Why I Support OUTWOD: A Straight Ally's Story

The first time I was ever in the minority as a straight person, was during a 6am CrossFit class. Nobody even said anything about it either; there was no momentous celebration, or selfie to commemorate the occasion. Instead the class was completely normal, with everyone offering words of encouragement as we all tried our hardest to complete the workout. In hindsight I couldn’t tell you anything about the workout, the only thing I remember is the happiness I felt at being part of a community that made people of all identities feel welcome and supported.

Most mornings I begin my day by completing a CrossFit workout alongside Dan and his boyfriend Mike. Without trying to, they’ve taught me an incredible amount about feeling comfortable with who you are as a person. Thoughts never cross my mind about them being different in any sort of way. Instead I’m left gasping for air running after Dan trying to figure how in the world he’s so fast, or cursing Mike for keeping a pace on the rower that I can barely maintain for a few pulls. At the end of the day we’re all there for the same reasons: to get healthier, stronger and look better naked (for who is the only area where we differ).

Sam1.jpg

“Now I consider two gay guys to be my favorite workout buddies and even better friends.”

- Sam

My friendships with Mike, Dan and the other members of our gym who identify as LGBTQ played a large part in why I was so upset about the disgusting comments Russel Berger, who at the time was a member of the CrossFit staff, made towards the gay community.

The second time I was ever in the minority as a straight person, was at an OUTWOD event this summer in Boston. Dan and Mike told me they were going, and I was happy to go support them and OUTWOD while getting a workout in with a big group of gays and other allies like myself. I also snagged a pretty cool OUTWOD tshirt that I’m proud to wear in and out of the gym.

What I’ve found in CrossFit is an accepting and encouraging community no matter whether you’re black or white, gay or straight, have a chiseled six-pack or are doing your best to shed some pounds. I would hope that anybody walking into a CrossFit gym across America and around the world feels the same way.

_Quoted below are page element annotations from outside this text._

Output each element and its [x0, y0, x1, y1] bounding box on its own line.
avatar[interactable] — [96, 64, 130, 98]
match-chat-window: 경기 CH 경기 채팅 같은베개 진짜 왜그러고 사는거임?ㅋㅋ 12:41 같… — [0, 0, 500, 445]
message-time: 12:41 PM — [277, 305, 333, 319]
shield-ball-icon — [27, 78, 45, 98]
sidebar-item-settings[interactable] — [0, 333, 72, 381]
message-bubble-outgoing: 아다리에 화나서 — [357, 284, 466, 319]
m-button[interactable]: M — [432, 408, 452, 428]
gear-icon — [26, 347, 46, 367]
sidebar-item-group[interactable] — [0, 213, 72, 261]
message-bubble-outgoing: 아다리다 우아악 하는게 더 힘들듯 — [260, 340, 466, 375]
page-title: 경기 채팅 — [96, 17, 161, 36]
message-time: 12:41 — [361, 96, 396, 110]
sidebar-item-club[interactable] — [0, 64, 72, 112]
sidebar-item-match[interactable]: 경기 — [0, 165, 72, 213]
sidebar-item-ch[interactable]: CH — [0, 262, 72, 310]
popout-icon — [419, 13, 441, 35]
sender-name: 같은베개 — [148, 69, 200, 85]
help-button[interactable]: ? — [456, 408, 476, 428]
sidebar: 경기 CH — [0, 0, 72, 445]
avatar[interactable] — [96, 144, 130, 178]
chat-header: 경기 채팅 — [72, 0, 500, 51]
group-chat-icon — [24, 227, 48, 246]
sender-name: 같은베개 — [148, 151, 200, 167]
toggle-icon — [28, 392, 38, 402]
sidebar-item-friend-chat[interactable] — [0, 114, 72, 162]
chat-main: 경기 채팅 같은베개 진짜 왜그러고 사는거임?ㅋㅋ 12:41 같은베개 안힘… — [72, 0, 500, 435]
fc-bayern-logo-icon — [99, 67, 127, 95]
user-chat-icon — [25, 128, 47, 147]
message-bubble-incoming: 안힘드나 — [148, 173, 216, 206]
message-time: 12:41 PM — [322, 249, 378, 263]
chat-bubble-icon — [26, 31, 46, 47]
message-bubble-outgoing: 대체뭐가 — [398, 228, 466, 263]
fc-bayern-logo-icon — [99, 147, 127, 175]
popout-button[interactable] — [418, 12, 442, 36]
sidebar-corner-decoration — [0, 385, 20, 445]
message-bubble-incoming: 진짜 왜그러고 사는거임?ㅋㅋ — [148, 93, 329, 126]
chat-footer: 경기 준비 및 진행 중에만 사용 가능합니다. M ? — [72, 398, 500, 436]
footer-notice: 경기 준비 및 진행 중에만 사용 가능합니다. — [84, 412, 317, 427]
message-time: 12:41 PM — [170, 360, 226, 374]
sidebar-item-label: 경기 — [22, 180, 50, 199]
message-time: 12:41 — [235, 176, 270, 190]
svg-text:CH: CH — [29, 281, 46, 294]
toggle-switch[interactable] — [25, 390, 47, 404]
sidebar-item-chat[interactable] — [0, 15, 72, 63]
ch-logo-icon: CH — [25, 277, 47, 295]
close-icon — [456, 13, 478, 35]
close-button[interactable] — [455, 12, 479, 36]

I do also understand that there are people like Russel Berger out there who don’t share the same values. I grew up in the locker room culture, I used offensive language to insult opponents on the fields and rinks of my youth and had those same horrible sayings spat back in my face. Now I consider two gay guys to be my favorite workout buddies and even better friends. What I’ve learned from them, and what I’ve felt from being part of a diverse and supportive community is what drives me to support OUTWOD. It’s my hope that others will learn how incredible our LGBTQ community is, and like myself will become powerful allies in helping drive out hate and bigotry and replace them with support and encouragement as well as thrusters and burpees.

- Sam Langrock, Boston

 Sam (middle, front) rocking his OUTWOD shirt after a workout at his home box (CrossFit on the Hill) in Boston.

Sam (middle, front) rocking his OUTWOD shirt after a workout at his home box (CrossFit on the Hill) in Boston.